I’d always thought I’d understood hypervigilance, but I understood it even better now. I couldn’t last an hour without thinking of Izzy and Sidney or googling for any news about the police investigations, and in between those moments I couldn’t stop listening for a knock at the door. The sound of a closing car door inevitably sent me racing to the window, sure I’d see several patrol cars had pulled up—lights off, stealthy, ready with a warrant and a reason for carting Benjamin away, perhaps permanently.

But things would get better. Finally, I had help. Finally,wehad a new routine. It started every day with a drive to Lake Forest.

“How’d it go?” I asked Benjamin after picking him up at Curtis’s office.

He shrugged.

It was the same reaction I’d gotten since day one, but now we’d made it through three and he was still attending afternoon therapy sessions without protest.

“Talk about anything interesting?”

“Not really.” He shifted in his seat, turning toward me, as if something had just come to mind. “Actually, we talked about how weird it is when people get fixated on things.”

“Like what?” He was smiling.

“Go on,” I said. “Tell me.”

“I told him about the time you came home barefoot, going on about some girl.”

I didn’t think Benjamin had noticed, especially given the larger drama happening that evening, when Robert had picked him up for breaking and entering.

Benjamin said, “I told him how you gave her your shoes.”

“Because she didn’t have any.”

“And how you took a photo of her and kept staring at it.”

I nodded.
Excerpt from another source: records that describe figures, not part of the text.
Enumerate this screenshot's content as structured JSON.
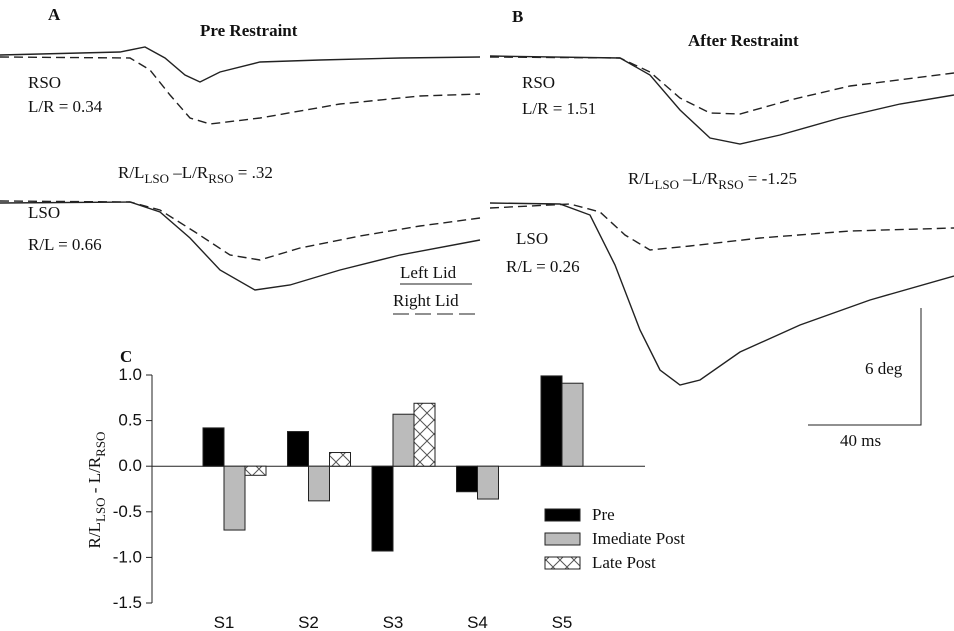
{
  "panels": {
    "a": {
      "letter": "A",
      "title": "Pre Restraint",
      "rso": "RSO",
      "rso_ratio": "L/R = 0.34",
      "formula": [
        "R/L",
        "LSO",
        " –L/R",
        "RSO",
        " = .32"
      ],
      "lso": "LSO",
      "lso_ratio": "R/L = 0.66",
      "legend_left": "Left Lid",
      "legend_right": "Right Lid"
    },
    "b": {
      "letter": "B",
      "title": "After Restraint",
      "rso": "RSO",
      "rso_ratio": "L/R = 1.51",
      "formula": [
        "R/L",
        "LSO",
        " –L/R",
        "RSO",
        " = -1.25"
      ],
      "lso": "LSO",
      "lso_ratio": "R/L = 0.26",
      "scale_y": "6 deg",
      "scale_x": "40 ms"
    }
  },
  "chart_data": {
    "type": "bar",
    "letter": "C",
    "y_label": [
      "R/L",
      "LSO",
      " - L/R",
      "RSO"
    ],
    "categories": [
      "S1",
      "S2",
      "S3",
      "S4",
      "S5"
    ],
    "series": [
      {
        "name": "Pre",
        "color": "#000000",
        "values": [
          0.42,
          0.38,
          -0.93,
          -0.28,
          0.99
        ]
      },
      {
        "name": "Imediate Post",
        "color": "#bbbbbb",
        "values": [
          -0.7,
          -0.38,
          0.57,
          -0.36,
          0.91
        ]
      },
      {
        "name": "Late Post",
        "color": "hatch",
        "values": [
          -0.1,
          0.15,
          0.69,
          null,
          null
        ]
      }
    ],
    "ylim": [
      -1.5,
      1.0
    ],
    "yticks": [
      {
        "value": 1.0,
        "label": "1.0"
      },
      0.5,
      {
        "value": 0.0,
        "label": "0.0"
      },
      -0.5,
      {
        "value": -1.0,
        "label": "-1.0"
      },
      -1.5
    ]
  }
}
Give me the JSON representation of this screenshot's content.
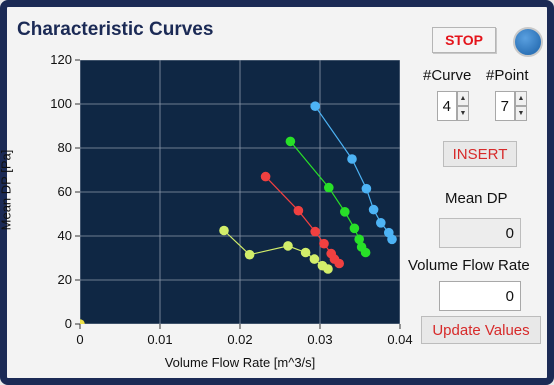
{
  "title": "Characteristic Curves",
  "controls": {
    "stop_label": "STOP",
    "led_color": "#3a84cc",
    "curve_label": "#Curve",
    "curve_value": "4",
    "point_label": "#Point",
    "point_value": "7",
    "insert_label": "INSERT",
    "mean_dp_label": "Mean DP",
    "mean_dp_value": "0",
    "vfr_label": "Volume Flow Rate",
    "vfr_value": "0",
    "update_label": "Update Values",
    "spin_up_icon": "triangle-up",
    "spin_down_icon": "triangle-down"
  },
  "chart_data": {
    "type": "scatter",
    "title": "Characteristic Curves",
    "xlabel": "Volume Flow Rate [m^3/s]",
    "ylabel": "Mean DP [Pa]",
    "xlim": [
      0,
      0.04
    ],
    "ylim": [
      0,
      120
    ],
    "xticks": [
      0,
      0.01,
      0.02,
      0.03,
      0.04
    ],
    "xtick_labels": [
      "0",
      "0.01",
      "0.02",
      "0.03",
      "0.04"
    ],
    "yticks": [
      0,
      20,
      40,
      60,
      80,
      100,
      120
    ],
    "ytick_labels": [
      "0",
      "20",
      "40",
      "60",
      "80",
      "100",
      "120"
    ],
    "grid": true,
    "background": "#0f2744",
    "series": [
      {
        "color": "#4db3f5",
        "points": [
          [
            0.0294,
            99
          ],
          [
            0.034,
            75
          ],
          [
            0.0358,
            61.5
          ],
          [
            0.0367,
            52
          ],
          [
            0.0376,
            46
          ],
          [
            0.0386,
            41.5
          ],
          [
            0.039,
            38.5
          ]
        ]
      },
      {
        "color": "#28e028",
        "points": [
          [
            0.0263,
            83
          ],
          [
            0.0311,
            62
          ],
          [
            0.0331,
            51
          ],
          [
            0.0343,
            43.5
          ],
          [
            0.0349,
            38.5
          ],
          [
            0.0352,
            35
          ],
          [
            0.0357,
            32.5
          ]
        ]
      },
      {
        "color": "#f04040",
        "points": [
          [
            0.0232,
            67
          ],
          [
            0.0273,
            51.5
          ],
          [
            0.0294,
            42
          ],
          [
            0.0305,
            36.5
          ],
          [
            0.0314,
            32
          ],
          [
            0.0318,
            29.5
          ],
          [
            0.0324,
            27.5
          ]
        ]
      },
      {
        "color": "#d2ee6a",
        "points": [
          [
            0.018,
            42.5
          ],
          [
            0.0212,
            31.5
          ],
          [
            0.026,
            35.5
          ],
          [
            0.0282,
            32.5
          ],
          [
            0.0293,
            29.5
          ],
          [
            0.0303,
            26.5
          ],
          [
            0.031,
            25
          ]
        ]
      },
      {
        "color": "#ece048",
        "points": [
          [
            0.0,
            0
          ]
        ]
      }
    ]
  }
}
So this was how Benjamin was using up at least some of his time, evading more pertinent and personal issues.

“Can we go now?” he asked.

The car was running but I hadn’t backed out of my parking spot on Curtis’s long gravel driveway.

“In a minute. Did Dr. Campbell analyze my . . . what did you call it. My fixation?”

“That’s confidential.”

I laughed. “Confidentiality runs the other direction. He owes it to you. You don’t owe it to him.”

I had a feeling Benjamin knew that. He was just being a smart-ass.

I wasn’t going to overthink why Benjamin had brought up something so tangential, either to Dr. Campbell or to me. His new therapist would get wise to his deflection tactics.

I could deflect, too. I said, “Dr. Campbell’s got a nice place, doesn’t he? Three buildings.”

I looked past the spruce-green signboard with Curtis’s name etched in golden script next to the twin outbuildings. One of them was Curtis’s two-room office. The other was slightly larger, with clerestory windows up high near the roofline and a welcome mat at the side door. A mother-inlaw apartment, maybe. Farther back on the lot, the main house was bigger, but not too big—a historic property, built before the days of McMansions, with ivy-covered stone walls.

“Those smaller buildings are called carriage houses,” I told Benjamin as we pulled away. “From the days of horses and carriages. Pretty amazing, huh?”